Sensuel, érotisant, aux allures de haïku, Hystérie, le premier album de Régina Demina, poursuit la trajectoire indé dans laquelle s’inscrit l’artiste pluridisciplinaire. Envoûté·e, difficile de résister aux notes chaudes offertes au prisme des différents morceaux oscillant entre les univers ésotériques de « Chimère » ou « Ondine mélancolie » et des ballades polissonnes. Des inspirations hétéroclites qui offrent dès lors un tableau magnétique – signé chez Kwaidan Records, le label fondé par Marc Collin en 1998 connu pour « aimer les vieux synthés des années 80 remis au goût du jour » et avoir découvert notamment Phoebe Killdeer, Jay-Jay Johanson et Nouvelle Vague. Polyvalente, Régina s’inscrit dans cette quête d’authenticité et d’exploration sonore.

Régina Demina porte en son être une douceur provocante, entre écolière lascive et attitude kawaï. Douceur ? Chacun des morceaux met une agréable lenteur au centre de sa composition, comme une poésie récitée, un phrasé à la Jane Birkin, marié à la moue boudeuse d’une Vanessa Paradis. Provocante ? Elle s’amuse des codes avec cette voix suave. Dans « Couzin », Regina regrette la promesse qu’ils se sont faite d’arrêter leurs « bêtises d’enfants » car il reste « le seul avec lequel [elle aurait] aimé butiner ». Jouer sur l’ambiguïté sans jamais sombrer dans l’explicite. L’artiste caresse, suggère avec une étonnante dextérité. Lascive ? Lorsqu’elle invite « Nabila » à l’appeler, « elle la veut à l’alcool, à l’eau mais elle la veut, qu’elle la compte sur ses mains, et avale ses cheveux ». La messe est dite. Et enfin kawaï ? Aller vivre au Japon et s’y épanouir est un des rêves de l’artiste qui voue un culte à l’esthétique nippone. Régina Demina est la sensualité – au sens archaïque du terme laroussien : « aptitude à goûter les plaisirs des sens, à être réceptif aux sensations physiques » – une sensualité assumée dont elle décline fièrement les codes pour mieux rendre obsolètes les diktats classiques de la beauté. Mettre à mal l’étau rigide et les carcans dont les artistes subissent le joug.

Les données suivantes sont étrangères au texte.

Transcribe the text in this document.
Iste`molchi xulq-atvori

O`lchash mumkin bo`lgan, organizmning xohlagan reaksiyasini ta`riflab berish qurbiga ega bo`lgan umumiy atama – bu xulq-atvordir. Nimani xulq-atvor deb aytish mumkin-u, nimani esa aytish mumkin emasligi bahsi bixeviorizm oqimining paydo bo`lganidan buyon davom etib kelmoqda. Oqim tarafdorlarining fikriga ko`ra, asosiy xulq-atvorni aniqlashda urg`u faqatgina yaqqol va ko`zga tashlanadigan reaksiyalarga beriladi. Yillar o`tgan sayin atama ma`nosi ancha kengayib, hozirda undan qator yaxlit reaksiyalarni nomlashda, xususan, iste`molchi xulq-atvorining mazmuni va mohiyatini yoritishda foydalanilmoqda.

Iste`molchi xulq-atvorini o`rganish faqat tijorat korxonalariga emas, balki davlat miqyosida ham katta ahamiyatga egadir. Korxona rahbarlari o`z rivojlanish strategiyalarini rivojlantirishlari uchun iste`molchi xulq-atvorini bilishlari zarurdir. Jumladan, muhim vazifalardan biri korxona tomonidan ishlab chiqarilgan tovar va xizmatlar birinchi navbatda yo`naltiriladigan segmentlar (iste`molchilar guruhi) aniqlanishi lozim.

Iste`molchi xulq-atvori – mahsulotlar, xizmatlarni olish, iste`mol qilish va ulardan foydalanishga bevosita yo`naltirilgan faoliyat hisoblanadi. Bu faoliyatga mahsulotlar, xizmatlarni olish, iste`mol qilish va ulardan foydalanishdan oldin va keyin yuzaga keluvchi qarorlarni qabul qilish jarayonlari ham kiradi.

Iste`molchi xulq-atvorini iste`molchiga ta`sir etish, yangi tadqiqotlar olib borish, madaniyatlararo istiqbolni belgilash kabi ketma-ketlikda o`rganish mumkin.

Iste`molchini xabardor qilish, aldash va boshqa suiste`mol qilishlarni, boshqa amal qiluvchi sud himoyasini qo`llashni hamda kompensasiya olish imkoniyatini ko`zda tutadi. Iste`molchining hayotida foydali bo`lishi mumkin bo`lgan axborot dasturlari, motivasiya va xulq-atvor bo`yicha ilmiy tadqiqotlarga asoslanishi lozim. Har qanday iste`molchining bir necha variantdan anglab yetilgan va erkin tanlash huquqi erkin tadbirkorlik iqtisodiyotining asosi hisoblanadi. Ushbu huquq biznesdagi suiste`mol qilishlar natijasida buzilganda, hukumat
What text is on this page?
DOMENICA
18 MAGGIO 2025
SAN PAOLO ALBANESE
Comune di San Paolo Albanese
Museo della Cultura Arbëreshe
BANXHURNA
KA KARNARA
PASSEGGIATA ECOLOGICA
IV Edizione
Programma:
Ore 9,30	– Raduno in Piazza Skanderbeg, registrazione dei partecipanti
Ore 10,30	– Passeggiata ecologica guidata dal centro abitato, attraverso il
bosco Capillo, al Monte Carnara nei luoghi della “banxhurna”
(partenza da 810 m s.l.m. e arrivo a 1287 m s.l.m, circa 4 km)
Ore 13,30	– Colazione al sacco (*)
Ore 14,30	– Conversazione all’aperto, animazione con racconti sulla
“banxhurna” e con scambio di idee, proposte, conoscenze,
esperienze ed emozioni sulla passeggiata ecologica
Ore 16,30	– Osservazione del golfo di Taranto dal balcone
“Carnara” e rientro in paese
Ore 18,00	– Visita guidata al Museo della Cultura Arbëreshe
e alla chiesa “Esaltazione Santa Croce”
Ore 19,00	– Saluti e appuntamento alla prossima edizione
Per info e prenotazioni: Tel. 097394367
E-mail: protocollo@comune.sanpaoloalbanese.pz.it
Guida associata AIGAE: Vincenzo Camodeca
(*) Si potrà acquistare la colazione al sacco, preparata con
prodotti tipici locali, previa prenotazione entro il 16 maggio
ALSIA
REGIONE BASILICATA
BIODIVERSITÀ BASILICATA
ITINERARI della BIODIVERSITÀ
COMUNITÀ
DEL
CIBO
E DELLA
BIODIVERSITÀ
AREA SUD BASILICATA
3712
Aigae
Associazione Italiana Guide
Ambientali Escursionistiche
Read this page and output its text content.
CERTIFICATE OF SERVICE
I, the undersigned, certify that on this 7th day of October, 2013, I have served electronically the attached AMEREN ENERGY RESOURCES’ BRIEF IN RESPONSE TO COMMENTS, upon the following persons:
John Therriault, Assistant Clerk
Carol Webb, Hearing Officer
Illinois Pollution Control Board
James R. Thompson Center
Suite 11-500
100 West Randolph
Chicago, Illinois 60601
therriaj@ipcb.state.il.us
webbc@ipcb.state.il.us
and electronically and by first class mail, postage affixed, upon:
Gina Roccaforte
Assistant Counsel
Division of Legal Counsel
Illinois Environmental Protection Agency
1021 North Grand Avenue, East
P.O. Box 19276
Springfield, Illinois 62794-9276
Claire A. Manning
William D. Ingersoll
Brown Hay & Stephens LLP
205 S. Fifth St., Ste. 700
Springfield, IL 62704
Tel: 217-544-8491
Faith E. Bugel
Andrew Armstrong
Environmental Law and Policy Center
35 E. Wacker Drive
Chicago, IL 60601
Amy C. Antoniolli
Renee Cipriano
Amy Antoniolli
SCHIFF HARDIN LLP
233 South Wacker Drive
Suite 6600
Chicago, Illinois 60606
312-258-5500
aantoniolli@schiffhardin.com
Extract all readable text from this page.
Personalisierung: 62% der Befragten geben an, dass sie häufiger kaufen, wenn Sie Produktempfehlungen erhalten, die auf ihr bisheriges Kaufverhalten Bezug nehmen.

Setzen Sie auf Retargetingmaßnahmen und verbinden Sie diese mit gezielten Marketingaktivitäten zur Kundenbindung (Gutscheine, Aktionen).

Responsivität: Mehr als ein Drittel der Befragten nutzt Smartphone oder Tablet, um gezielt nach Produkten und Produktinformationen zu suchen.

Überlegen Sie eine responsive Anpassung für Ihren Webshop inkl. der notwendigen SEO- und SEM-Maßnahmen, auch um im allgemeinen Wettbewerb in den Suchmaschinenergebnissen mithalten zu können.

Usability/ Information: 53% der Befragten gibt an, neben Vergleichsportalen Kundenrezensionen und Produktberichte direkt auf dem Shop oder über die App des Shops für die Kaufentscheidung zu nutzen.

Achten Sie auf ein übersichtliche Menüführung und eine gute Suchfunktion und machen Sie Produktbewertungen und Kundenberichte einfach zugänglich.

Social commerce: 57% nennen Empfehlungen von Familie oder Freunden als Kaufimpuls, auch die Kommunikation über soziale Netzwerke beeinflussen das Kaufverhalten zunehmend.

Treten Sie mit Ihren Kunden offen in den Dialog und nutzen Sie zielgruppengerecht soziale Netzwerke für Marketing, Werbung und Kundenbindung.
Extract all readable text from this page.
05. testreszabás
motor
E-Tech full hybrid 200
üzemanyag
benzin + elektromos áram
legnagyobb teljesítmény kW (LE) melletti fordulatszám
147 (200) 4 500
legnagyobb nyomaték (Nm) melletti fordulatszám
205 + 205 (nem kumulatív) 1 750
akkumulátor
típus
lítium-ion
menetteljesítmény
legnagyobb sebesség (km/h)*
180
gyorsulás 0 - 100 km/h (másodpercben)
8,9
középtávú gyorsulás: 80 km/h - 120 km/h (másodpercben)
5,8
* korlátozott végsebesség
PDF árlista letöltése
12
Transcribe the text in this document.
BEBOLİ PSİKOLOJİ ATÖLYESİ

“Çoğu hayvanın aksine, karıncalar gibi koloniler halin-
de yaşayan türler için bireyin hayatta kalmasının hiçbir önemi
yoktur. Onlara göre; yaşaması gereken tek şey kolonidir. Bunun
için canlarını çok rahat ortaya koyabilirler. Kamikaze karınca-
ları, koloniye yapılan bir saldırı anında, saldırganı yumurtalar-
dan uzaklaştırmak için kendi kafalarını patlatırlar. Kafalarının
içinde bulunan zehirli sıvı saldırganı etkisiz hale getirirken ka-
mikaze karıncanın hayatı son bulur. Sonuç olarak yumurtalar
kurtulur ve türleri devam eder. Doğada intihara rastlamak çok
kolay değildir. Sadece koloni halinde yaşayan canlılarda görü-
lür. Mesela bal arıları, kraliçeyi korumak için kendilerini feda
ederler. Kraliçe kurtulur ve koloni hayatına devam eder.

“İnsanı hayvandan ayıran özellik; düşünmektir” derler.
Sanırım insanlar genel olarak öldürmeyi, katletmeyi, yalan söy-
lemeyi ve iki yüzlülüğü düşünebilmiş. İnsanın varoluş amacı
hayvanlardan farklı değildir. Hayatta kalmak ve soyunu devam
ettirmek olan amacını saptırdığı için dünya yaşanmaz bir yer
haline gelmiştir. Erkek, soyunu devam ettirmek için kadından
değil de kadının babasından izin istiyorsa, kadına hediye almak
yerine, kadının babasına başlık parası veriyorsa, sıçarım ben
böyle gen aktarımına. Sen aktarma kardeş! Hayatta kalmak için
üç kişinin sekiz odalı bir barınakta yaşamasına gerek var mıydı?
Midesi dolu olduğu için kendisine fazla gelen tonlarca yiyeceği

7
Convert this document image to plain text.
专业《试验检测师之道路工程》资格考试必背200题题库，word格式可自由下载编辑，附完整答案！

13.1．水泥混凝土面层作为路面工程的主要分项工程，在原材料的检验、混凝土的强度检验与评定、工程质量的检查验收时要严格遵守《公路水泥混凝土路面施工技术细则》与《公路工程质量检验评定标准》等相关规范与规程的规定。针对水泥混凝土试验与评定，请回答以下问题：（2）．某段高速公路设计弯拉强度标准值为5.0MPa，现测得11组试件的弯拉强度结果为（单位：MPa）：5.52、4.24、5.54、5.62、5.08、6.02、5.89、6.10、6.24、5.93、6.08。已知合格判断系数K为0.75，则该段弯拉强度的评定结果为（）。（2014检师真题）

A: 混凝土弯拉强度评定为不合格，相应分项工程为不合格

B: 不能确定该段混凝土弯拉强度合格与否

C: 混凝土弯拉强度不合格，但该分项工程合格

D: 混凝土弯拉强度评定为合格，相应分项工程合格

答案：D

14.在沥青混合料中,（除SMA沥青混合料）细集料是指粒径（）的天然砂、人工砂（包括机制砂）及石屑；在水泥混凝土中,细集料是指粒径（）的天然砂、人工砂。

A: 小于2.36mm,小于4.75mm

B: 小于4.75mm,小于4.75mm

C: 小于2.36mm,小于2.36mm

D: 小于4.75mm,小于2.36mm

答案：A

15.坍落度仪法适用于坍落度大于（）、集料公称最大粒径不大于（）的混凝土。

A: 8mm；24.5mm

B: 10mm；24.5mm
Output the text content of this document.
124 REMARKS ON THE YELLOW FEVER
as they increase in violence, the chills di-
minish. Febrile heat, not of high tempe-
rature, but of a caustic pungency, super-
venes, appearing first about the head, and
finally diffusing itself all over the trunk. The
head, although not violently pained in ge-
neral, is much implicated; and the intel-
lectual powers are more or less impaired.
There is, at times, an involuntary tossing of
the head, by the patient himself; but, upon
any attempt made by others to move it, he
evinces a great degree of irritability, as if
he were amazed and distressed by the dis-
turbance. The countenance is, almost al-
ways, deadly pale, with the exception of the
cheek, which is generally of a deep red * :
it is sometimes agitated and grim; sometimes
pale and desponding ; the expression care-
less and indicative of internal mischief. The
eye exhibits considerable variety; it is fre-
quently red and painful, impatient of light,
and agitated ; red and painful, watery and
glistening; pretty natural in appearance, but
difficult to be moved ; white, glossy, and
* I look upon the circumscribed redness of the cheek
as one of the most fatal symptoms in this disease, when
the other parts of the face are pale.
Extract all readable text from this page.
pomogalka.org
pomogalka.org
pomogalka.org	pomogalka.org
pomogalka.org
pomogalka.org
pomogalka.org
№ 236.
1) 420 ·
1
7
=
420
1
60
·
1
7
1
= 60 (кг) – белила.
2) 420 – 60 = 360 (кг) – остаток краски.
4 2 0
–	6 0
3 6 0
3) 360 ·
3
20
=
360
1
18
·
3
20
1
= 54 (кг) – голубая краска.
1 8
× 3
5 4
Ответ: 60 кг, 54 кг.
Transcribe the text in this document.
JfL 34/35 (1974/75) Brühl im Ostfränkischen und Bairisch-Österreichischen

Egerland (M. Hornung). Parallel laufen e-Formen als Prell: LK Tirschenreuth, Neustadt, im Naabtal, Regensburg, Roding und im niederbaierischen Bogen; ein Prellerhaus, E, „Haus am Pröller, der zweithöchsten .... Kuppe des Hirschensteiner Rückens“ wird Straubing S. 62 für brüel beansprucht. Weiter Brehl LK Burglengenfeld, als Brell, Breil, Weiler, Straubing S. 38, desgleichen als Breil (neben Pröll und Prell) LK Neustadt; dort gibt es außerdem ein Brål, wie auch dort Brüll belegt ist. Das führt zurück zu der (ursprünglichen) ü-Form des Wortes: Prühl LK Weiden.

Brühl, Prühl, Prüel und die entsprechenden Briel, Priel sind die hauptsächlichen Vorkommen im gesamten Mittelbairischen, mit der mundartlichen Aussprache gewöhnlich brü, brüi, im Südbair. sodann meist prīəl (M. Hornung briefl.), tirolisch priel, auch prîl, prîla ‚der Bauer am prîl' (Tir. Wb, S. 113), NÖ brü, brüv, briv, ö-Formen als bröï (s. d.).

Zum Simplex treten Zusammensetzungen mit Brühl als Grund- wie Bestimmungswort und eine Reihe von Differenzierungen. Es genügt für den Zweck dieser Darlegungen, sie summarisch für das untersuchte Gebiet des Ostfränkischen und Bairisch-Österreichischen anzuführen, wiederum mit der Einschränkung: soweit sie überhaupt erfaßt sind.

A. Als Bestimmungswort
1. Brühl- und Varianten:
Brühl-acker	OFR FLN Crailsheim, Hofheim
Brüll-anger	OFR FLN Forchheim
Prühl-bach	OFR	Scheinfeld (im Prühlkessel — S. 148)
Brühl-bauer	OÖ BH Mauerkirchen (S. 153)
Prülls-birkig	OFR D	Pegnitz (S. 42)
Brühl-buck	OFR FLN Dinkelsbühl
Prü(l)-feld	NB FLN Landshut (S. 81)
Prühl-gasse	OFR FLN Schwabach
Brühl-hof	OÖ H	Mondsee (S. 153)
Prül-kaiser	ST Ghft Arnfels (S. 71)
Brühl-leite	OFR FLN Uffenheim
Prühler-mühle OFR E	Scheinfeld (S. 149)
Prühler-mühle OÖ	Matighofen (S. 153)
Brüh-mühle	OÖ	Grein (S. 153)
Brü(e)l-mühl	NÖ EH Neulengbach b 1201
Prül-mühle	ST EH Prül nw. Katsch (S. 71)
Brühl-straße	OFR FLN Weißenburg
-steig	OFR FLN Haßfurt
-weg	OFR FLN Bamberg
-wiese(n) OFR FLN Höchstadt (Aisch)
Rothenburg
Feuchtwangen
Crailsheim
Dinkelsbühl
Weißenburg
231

Sous cette apparente légèreté, Hystérie est aussi un album cathartique ou l’artiste panse les blessures d’une rupture amoureuse violente. « L’Amour monstre » en featuring avec Lësterr, figure de l’emo-electro, fait écho de ces passions qui s’éteignent et dégénèrent en « commotion cérébrale » : « c’est l’amour brutal, qui t’emmène à l’hôpital, l’amour pathologique ». On comprend vite que le disque est autobiographique et que l’artiste y livre des secrets douloureux, questionnant l’origine de la violence et des relations toxiques – avec notamment « Pyromane ». Un vernis pailleté sur des blessures suintantes, un univers corrosif.

Nappée sous des paroles travaillées, la musique de Régina Demina se pare également de tonalités entraînantes que l’on imagine parfaitement en club. Entre synthés, inspirations acoustiques, résonances new wave sur fond d’electro-pop et voix multiples, Régina Demina provoque un émoi qui pousse au mouvement, une envie viscérale de danser. Ce n’est pas un hasard : l’artiste est également danseuse, un talent qu’elle met à profit lors de nombreuses performances de pole dance (« les danses de la nuit sont celles qui m’influencent »). Véritable muse pour d’autres artistes tels que Contrefaçon (qui fait d’elle l’actrice phare de ses métrages), Régina Demina nous surprend encore dans ses morceaux puissants piqués à l’acide. Une œuvre aussi glossy que sombre, dont les clips léchés entre kitsch et romantisme morbide sont à découvrir absolument.